The die-off was a symptom of the declining health of the bay, which lies between the Florida Keys and the mainland. It is part of the famed Everglades—a complex system of saw grass, mangroves and seagrass that is crucial to southern Florida’s water supplies, storm protection, fishing and tourism. Historically, fresh water flowed smoothly into the bay from the Everglades’ headwaters near present-day Orlando. But development and flood-protection canals have carved up this “river of grass,” causing drought conditions in some areas and flooding in others and contributing to repeated seagrass die-offs in the bay. To address this and other environmental concerns, in 2000 Congress and Florida’s state government launched the multibillion-dollar, multidecade Comprehensive Everglades Restoration Plan (CERP), which includes dozens of projects to improve water flow. It recently received a $2.5-billion cash infusion in an executive order from Florida’s new governor, Ron DeSantis.

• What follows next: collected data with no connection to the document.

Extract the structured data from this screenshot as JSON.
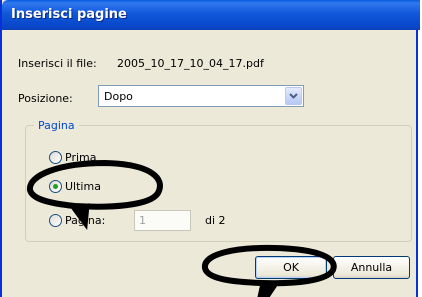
{
  "window": {
    "title": "Inserisci pagine"
  },
  "file": {
    "label": "Inserisci il file:",
    "name": "2005_10_17_10_04_17.pdf"
  },
  "position": {
    "label": "Posizione:",
    "selected": "Dopo"
  },
  "page_group": {
    "legend": "Pagina",
    "options": [
      {
        "label": "Prima",
        "checked": false
      },
      {
        "label": "Ultima",
        "checked": true
      },
      {
        "label": "Pagina:",
        "checked": false
      }
    ],
    "page_number": "1",
    "of_total": "di 2"
  },
  "buttons": {
    "ok": "OK",
    "cancel": "Annulla"
  },
  "colors": {
    "titlebar": "#0a5ce0",
    "group_legend": "#0046d5",
    "annotation_ink": "#000000"
  }
}
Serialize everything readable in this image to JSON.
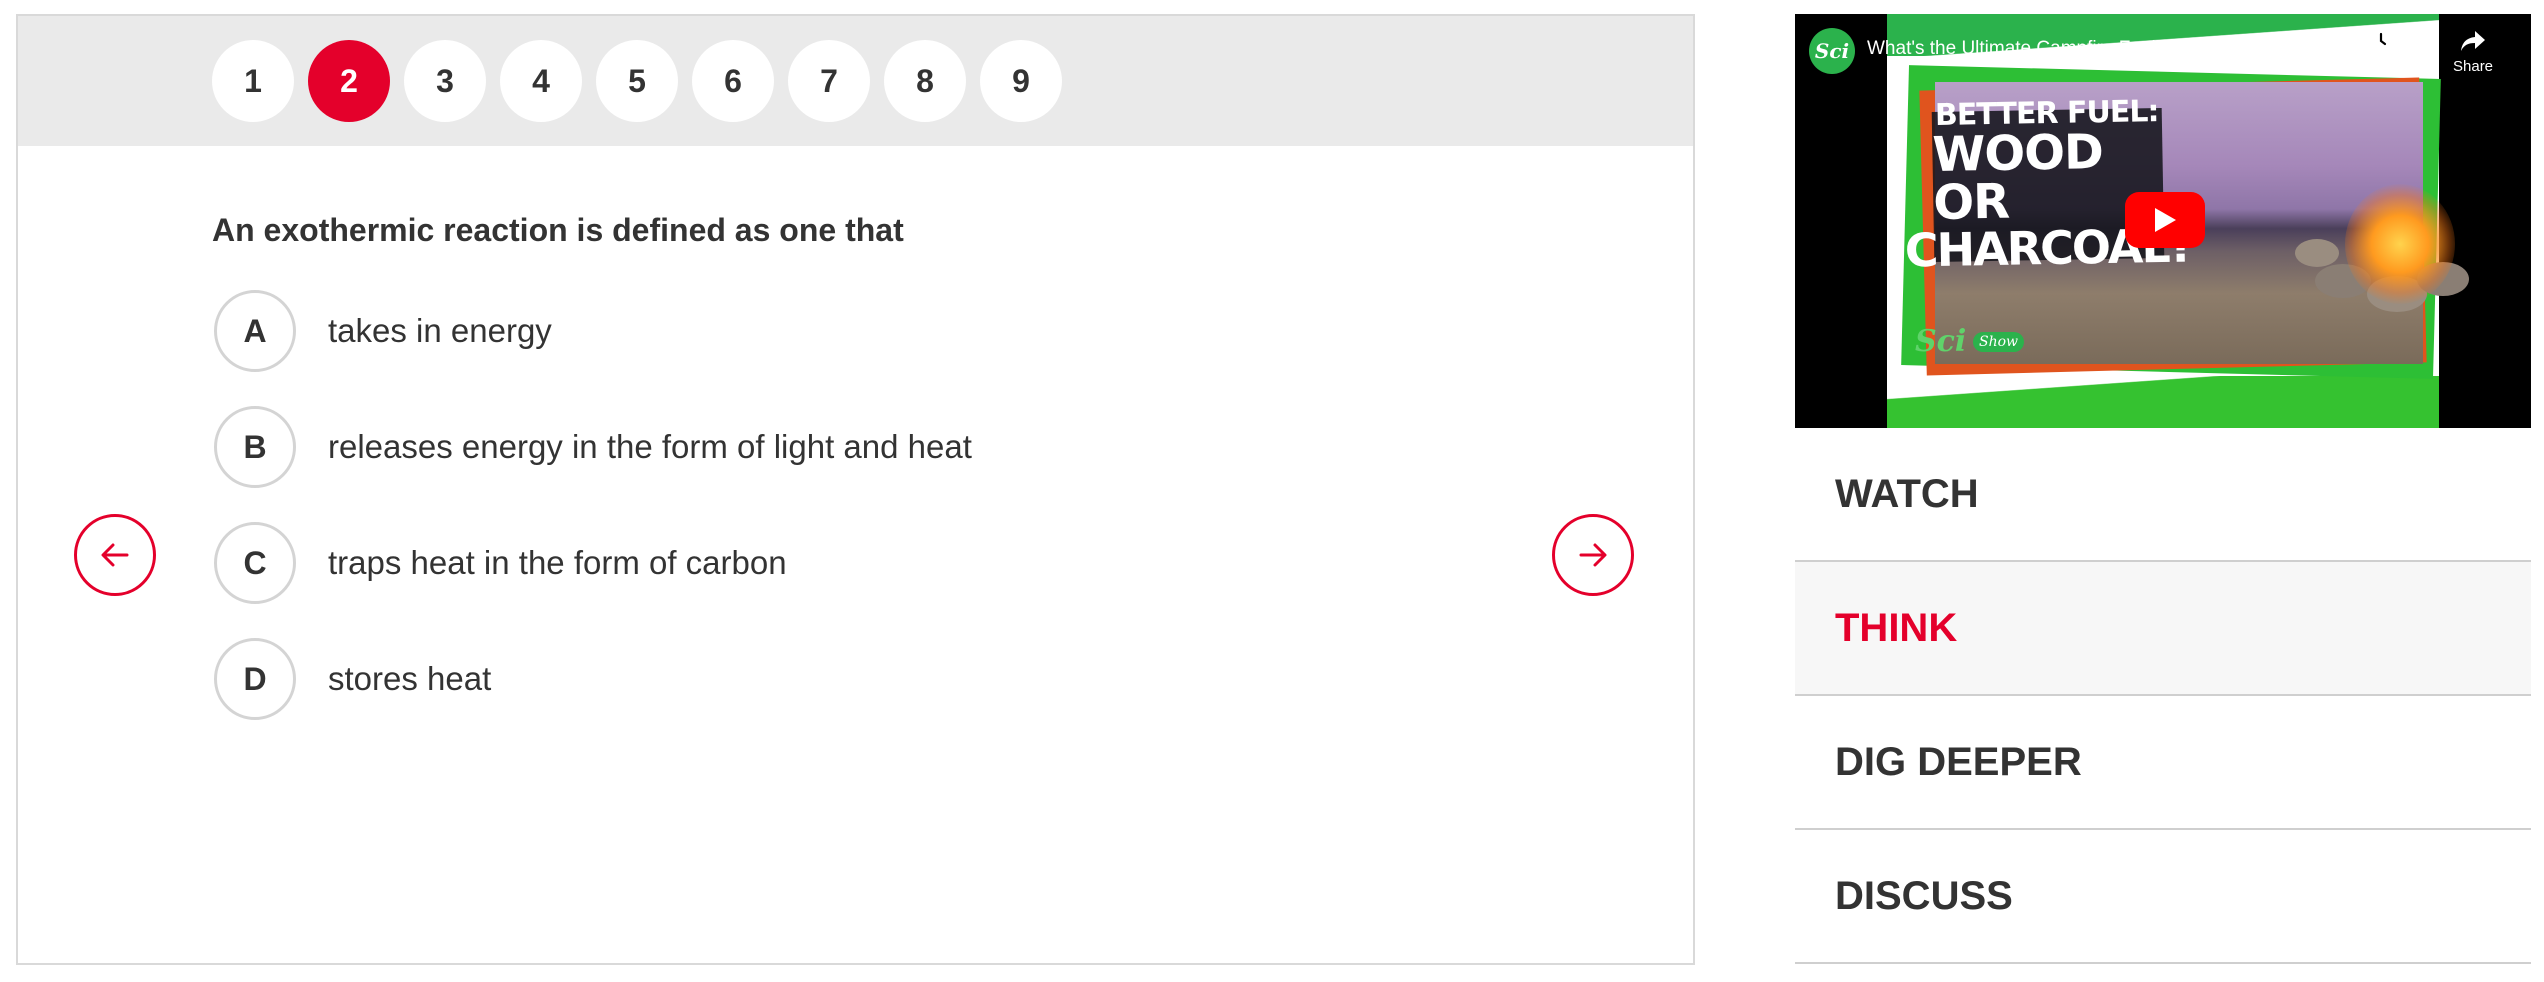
{
  "quiz": {
    "question_numbers": [
      "1",
      "2",
      "3",
      "4",
      "5",
      "6",
      "7",
      "8",
      "9"
    ],
    "active_question": "2",
    "question": "An exothermic reaction is defined as one that",
    "options": [
      {
        "letter": "A",
        "text": "takes in energy"
      },
      {
        "letter": "B",
        "text": "releases energy in the form of light and heat"
      },
      {
        "letter": "C",
        "text": "traps heat in the form of carbon"
      },
      {
        "letter": "D",
        "text": "stores heat"
      }
    ],
    "prev_icon": "arrow-left-icon",
    "next_icon": "arrow-right-icon"
  },
  "video": {
    "title": "What's the Ultimate Campfire Fuel?",
    "channel_logo": "Sci",
    "watch_later": "Watch later",
    "share": "Share",
    "thumbnail_text": {
      "line1": "BETTER FUEL:",
      "line2": "WOOD OR",
      "line3": "CHARCOAL?",
      "brand": "Sci",
      "brand_show": "Show"
    }
  },
  "tabs": [
    {
      "label": "WATCH",
      "active": false
    },
    {
      "label": "THINK",
      "active": true
    },
    {
      "label": "DIG DEEPER",
      "active": false
    },
    {
      "label": "DISCUSS",
      "active": false
    }
  ],
  "colors": {
    "accent": "#e4002b",
    "nav_bg": "#eaeaea",
    "text": "#333333",
    "youtube_red": "#ff0000",
    "scishow_green": "#2bb24c"
  }
}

But the restoration—which is far from complete and years behind schedule—faces growing threats from climate change: sea-level rise is pushing saltwater farther inland, and rainfall and temperatures are deviating from the historical patterns the initial plan was based on. The same challenge has emerged for other restoration projects around the world, from wetland preservation in Louisiana to river management and flood control in the Netherlands. Experts say it is crucial to closely monitor changing conditions and adapt plans along the way, or hard-won environmental gains could be lost. But the Everglades efforts are struggling to do so because of the complexity and cost involved and a fear that spending time and resources on an ecosystem-wide reassessment would slow progress on critical projects.